The United State’s reliance on Russian RD-180 rocket engines to send military and intelligence satellites into orbit has frustrated many lawmakers on Capitol Hill, especially after Russia’s controversial annexation of Crimea last year.
However geopolitical tensions haven’t stopped top defense and intelligence officials from pleading with Congress to allow U.S. aerospace companies to purchase more of the engines, regardless of sanctions against Russia put in place last year.
In a letter to Congress members dated May 11 and made public this week, U.S. Secretary of Defense Ash Carter and Director of National Intelligence James Clapper asked lawmakers to amend federal law to help the Pentagon maintain its guaranteed access to space. The officials say the Russian-made rockets are necessary in order to send U.S. technology into space.
For both Carter and Clapper, assured space access is a matter of national security. It’s also a matter of billions of dollars in contracts for United Launch Alliance (a Boeing-Lockheed Martin venture that has a monopoly on U.S. military space launches) and potentially big business for Elon Musk’s SpaceX, which hopes to begin vying for those same contracts this year.
In a rebuke to Carter and Clapper’s letter, Sen. John McCain remained firm over a provision in last year’s national defense bill concerning trade with Russia —known as Section 1608— that calls for stopping all new purchases of Russian rocket technology sooner rather than later. “What Section 1608 does is prevent over $300 million of precious U.S. defense resources from subsidizing Vladimir Putin and the Russian military industrial base,” he said.
But, for the industry, the real issue is exactly how many of the already ordered RD-180s will United Launch Alliance (ULA) be able to use going forward. If Section 1608 remains unchanged, federal law would only allow ULA to use five Russian engines the company has already paid for. Some government and industry officials want the clause clarified to allow ULA to use up to 18 RD-180s that were already ordered, but not paid for before Russo-American relations took a nosedive.
What lawmakers decide will have a major impact not only on the Pentagon but also U.S. firms ULA and SpaceX. ULA’s Atlas V and Delta IV rockets are currently the only launch vehicles certified for national security-related launches by the U.S. Air Force and require Russian engines to operate.

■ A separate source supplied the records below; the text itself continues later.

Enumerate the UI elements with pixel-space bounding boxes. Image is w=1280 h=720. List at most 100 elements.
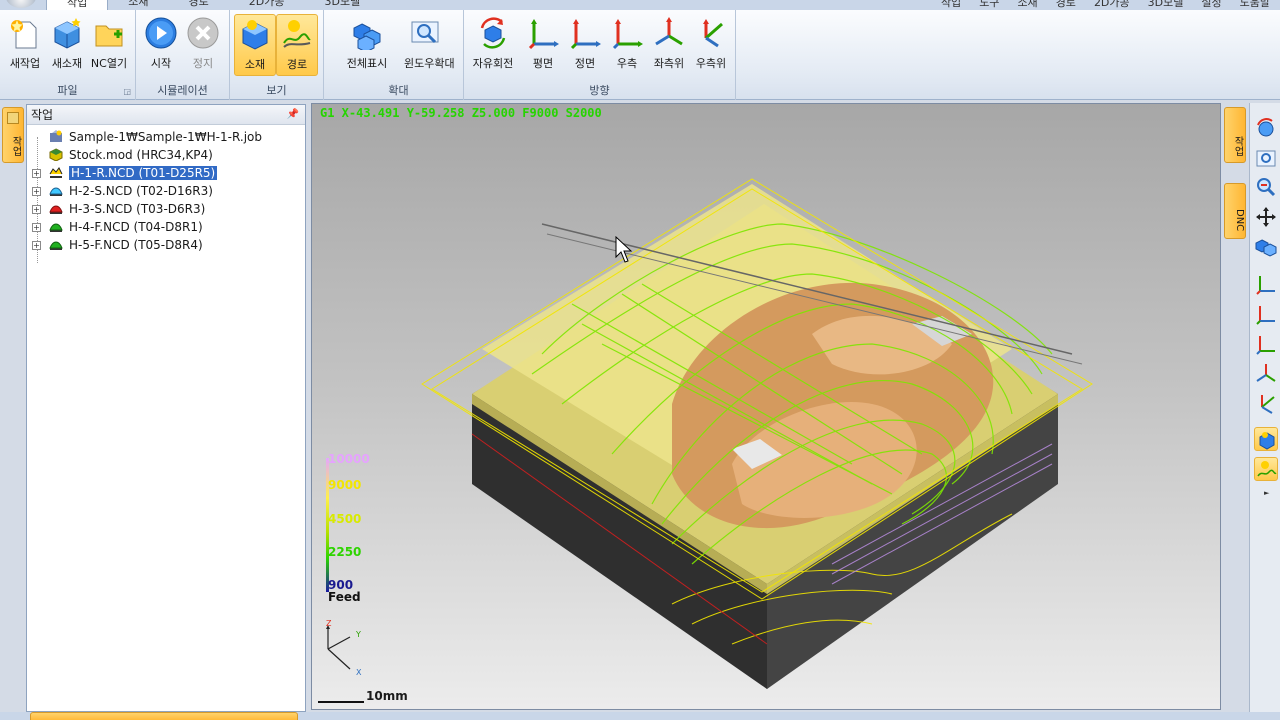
fit-all-icon (350, 16, 384, 53)
legend-value: 4500 (328, 512, 362, 526)
app-menu-button[interactable] (6, 0, 36, 8)
plan-view-button[interactable]: 평면 (522, 14, 564, 76)
show-stock-tool[interactable] (1254, 427, 1278, 451)
axis-right-icon (1256, 336, 1275, 355)
left-job-tab[interactable]: 작업 (2, 107, 24, 163)
zoom-group: 전체표시 윈도우확대 확대 (334, 10, 464, 100)
window-zoom-button[interactable]: 윈도우확대 (404, 14, 455, 76)
tree-node-job[interactable]: Sample-1₩Sample-1₩H-1-R.job (27, 128, 305, 146)
pan-icon (1256, 207, 1276, 227)
stop-button[interactable]: 정지 (182, 14, 224, 76)
simulation-group: 시작 정지 시뮬레이션 (136, 10, 230, 100)
tab-job[interactable]: 작업 (46, 0, 109, 10)
expand-icon[interactable]: + (32, 169, 41, 178)
tree-node-h1[interactable]: + H-1-R.NCD (T01-D25R5) (27, 164, 305, 182)
new-stock-icon (50, 16, 84, 50)
rotate-icon (1257, 118, 1274, 137)
more-tools-arrow-icon[interactable]: ► (1264, 489, 1269, 497)
menu-item-2d[interactable]: 2D가공 (1094, 0, 1130, 10)
nc-readout: G1 X-43.491 Y-59.258 Z5.000 F9000 S2000 (320, 106, 602, 120)
menu-item-3d[interactable]: 3D모델 (1148, 0, 1184, 10)
file-group: 새작업 새소재 NC열기 파일 ◲ (0, 10, 136, 100)
menu-item-path[interactable]: 경로 (1056, 0, 1076, 10)
tab-stock[interactable]: 소재 (108, 0, 168, 10)
show-path-button[interactable]: 경로 (276, 14, 318, 76)
tab-path[interactable]: 경로 (169, 0, 229, 10)
tree-node-h2[interactable]: + H-2-S.NCD (T02-D16R3) (27, 182, 305, 200)
scale-label: 10mm (366, 689, 408, 703)
top-right-view-button[interactable]: 우측위 (690, 14, 732, 76)
menu-item-help[interactable]: 도움말 (1240, 0, 1270, 10)
axis-iso-left-icon (1256, 364, 1276, 382)
zoom-out-tool[interactable] (1254, 175, 1278, 199)
right-dock-strip: 작업 DNC (1222, 103, 1248, 720)
front-view-button[interactable]: 정면 (564, 14, 606, 76)
axis-plan-icon (1256, 276, 1275, 295)
axis-iso-right-icon (694, 16, 728, 50)
panel-title: 작업 (31, 108, 54, 122)
legend-value: 9000 (328, 478, 362, 492)
tree-node-h3[interactable]: + H-3-S.NCD (T03-D6R3) (27, 200, 305, 218)
menu-item-settings[interactable]: 설정 (1201, 0, 1221, 10)
dialog-launcher-icon[interactable]: ◲ (123, 87, 131, 96)
expand-icon[interactable]: + (32, 241, 41, 250)
tree-node-stock[interactable]: Stock.mod (HRC34,KP4) (27, 146, 305, 164)
right-view-tool[interactable] (1254, 331, 1278, 355)
scale-bar: 10mm (318, 689, 418, 705)
expand-icon[interactable]: + (32, 205, 41, 214)
axis-plan-icon (526, 16, 560, 50)
zoom-window-tool[interactable] (1254, 147, 1278, 171)
view-group-label: 보기 (266, 84, 287, 97)
mouse-cursor-icon (615, 236, 633, 263)
menu-item-tools[interactable]: 도구 (979, 0, 999, 10)
fit-all-icon (1255, 239, 1277, 257)
expand-icon[interactable]: + (32, 187, 41, 196)
bottom-panel-tab[interactable] (30, 712, 298, 720)
nc-open-button[interactable]: NC열기 (88, 14, 130, 76)
simulation-viewport[interactable]: G1 X-43.491 Y-59.258 Z5.000 F9000 S2000 … (311, 103, 1221, 710)
stop-icon (186, 16, 220, 50)
tree-node-h4[interactable]: + H-4-F.NCD (T04-D8R1) (27, 218, 305, 236)
new-job-button[interactable]: 새작업 (4, 14, 46, 76)
zoom-out-icon (1257, 178, 1276, 197)
iso-right-tool[interactable] (1254, 391, 1278, 415)
tree-node-h5[interactable]: + H-5-F.NCD (T05-D8R4) (27, 236, 305, 254)
fit-all-button[interactable]: 전체표시 (346, 14, 388, 76)
fit-all-tool[interactable] (1254, 235, 1278, 259)
axis-front-icon (1256, 306, 1275, 325)
right-dnc-tab[interactable]: DNC (1224, 183, 1246, 239)
iso-left-tool[interactable] (1254, 361, 1278, 385)
panel-header: 작업 📌 (27, 105, 305, 125)
free-rotate-button[interactable]: 자유회전 (472, 14, 514, 76)
top-left-view-button[interactable]: 좌측위 (648, 14, 690, 76)
pin-icon[interactable]: 📌 (287, 105, 299, 125)
view-group: 소재 경로 보기 (230, 10, 324, 100)
tab-2d[interactable]: 2D가공 (229, 0, 305, 10)
semi-path-red-icon (49, 205, 63, 214)
rough-path-icon (49, 167, 63, 178)
axis-y-label: Y (355, 630, 361, 639)
feed-legend: 10000 9000 4500 2250 900 Feed (326, 452, 406, 612)
show-path-tool[interactable] (1254, 457, 1278, 481)
expand-icon[interactable]: + (32, 223, 41, 232)
new-stock-button[interactable]: 새소재 (46, 14, 88, 76)
pan-tool[interactable] (1254, 205, 1278, 229)
scale-line (318, 701, 364, 703)
menu-item-job[interactable]: 작업 (941, 0, 961, 10)
right-view-button[interactable]: 우측 (606, 14, 648, 76)
toolpath-icon (280, 17, 314, 51)
start-button[interactable]: 시작 (140, 14, 182, 76)
plan-view-tool[interactable] (1254, 271, 1278, 295)
axis-z-label: Z (326, 619, 332, 628)
menu-item-stock[interactable]: 소재 (1017, 0, 1037, 10)
tab-3d[interactable]: 3D모델 (304, 0, 380, 10)
right-job-tab[interactable]: 작업 (1224, 107, 1246, 163)
axis-iso-right-icon (1261, 395, 1275, 414)
front-view-tool[interactable] (1254, 301, 1278, 325)
play-icon (144, 16, 178, 50)
axis-iso-left-icon (652, 16, 686, 50)
ribbon-tab-strip: 작업 소재 경로 2D가공 3D모델 작업 도구 소재 경로 2D가공 3D모델… (0, 0, 1280, 10)
job-folder-icon (7, 112, 19, 124)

ULA is currently working on alternative plans involving a new rocket, called Vulcan, that will be powered by made-in-the-USA engines developed by Aerojet-Rocketdyne and Amazon.com founder Jeff Bezos’ Blue Origin, but won’t be finished and certified until 2022 or 2023 at the earliest. Without ULA’s vehicles the Air Force faces “a multi-year gap where we have neither assured access to space nor an environment where price-based competition is possible,” according to the letter submitted by Carter and Clapper.
ULA’s engine shortage means SpaceX may become the sole launch provider for the Air Force after 2018, Air Force Secretary Deborah James said last month at a committee meeting. SpaceX’s Falcon 9 rocket is expected to be approved by the U.S. Air Force for some military launches by the end of June, paving the way for the company’s much larger Falcon Heavy to receive the same certification once the company finishes developing the vehicle (first flight is scheduled for later this year).
Amending Section 1608 would allow ULA to compete against SpaceX for 18 of 34 launches between 2015 and 2022, worth hundreds of millions each. Unfortunately, without a reinterpretation of the law ULA could only work on just five launches before it ran out of rocket cores.
The House Armed Services Committee holds the same views on Russian rockets as both Carter and Clapper and is pushing for changes to the 2016 bill currently making its way through Congress that allow for more Russian engines. However, hawks like McCain—who chairs the Senate Armed Services Committee marking up its version of the 2016 defense authorization bill—remain adamant the U.S. cease using the RD-180 as soon as possible, which leaves the future of U.S. space launches in limbo.